On 5/11/2025 1:20 PM, Michael wrote:
2. Or if you want to compile it locally, you can consider 'mount --bind' to a
new directory on any other local fs, which has a large enough partition for
this job.  Or you if you run out of fs space altogether, or RAM isn't enough
and therefore you can't use tmpfs for /var/tmp/portage and/or it swaps
continuously, you can configure and load zram, and/or set a lower number of
jobs in /etc/portage/package.env for rust to allow it to fit within available
fs and RAM.  Sure, it will take for ever to emerge on say a PC with 4G of RAM,
but if you *must* emerge it locally you should be able to get there.

Can just compile some place else. See:

PORTAGE_TMPDIR="/ramfs"
PORTAGE_TMPFS="/ramfs"

Can place it in make.conf or per package in package.env.

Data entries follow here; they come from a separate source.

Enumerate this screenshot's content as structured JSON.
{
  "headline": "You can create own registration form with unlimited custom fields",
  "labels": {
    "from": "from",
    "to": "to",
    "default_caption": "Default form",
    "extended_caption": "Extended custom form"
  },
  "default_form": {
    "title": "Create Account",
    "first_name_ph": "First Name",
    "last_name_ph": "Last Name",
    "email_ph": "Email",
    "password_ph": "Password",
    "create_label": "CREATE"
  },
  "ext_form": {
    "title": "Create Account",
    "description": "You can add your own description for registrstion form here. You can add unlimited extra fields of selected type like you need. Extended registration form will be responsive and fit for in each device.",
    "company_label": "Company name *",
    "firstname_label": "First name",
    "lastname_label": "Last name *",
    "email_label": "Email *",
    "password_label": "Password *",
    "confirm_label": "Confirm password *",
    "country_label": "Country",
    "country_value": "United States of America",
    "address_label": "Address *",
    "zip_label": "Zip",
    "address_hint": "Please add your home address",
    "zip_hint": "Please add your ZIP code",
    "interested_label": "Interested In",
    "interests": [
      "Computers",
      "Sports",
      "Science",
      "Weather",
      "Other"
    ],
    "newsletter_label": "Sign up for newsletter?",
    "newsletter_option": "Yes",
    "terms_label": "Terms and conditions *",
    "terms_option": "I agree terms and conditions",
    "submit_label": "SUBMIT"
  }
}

Don't need to compile in /var.

3. You can even use NFS and mount a fs over the network for this purpose, but
this is rather more complicated than the above options and I expect it will be
slow.

Just to be clear... this is prolly a bad idea. IF you HAVE TO go this over NFS, it would be better to just mount -o loop a nfs shared image instead of a directory. That way, your local kernel manages the file system (permissions and all that), instead of trying to relay all that info to a remote kernel over nfs.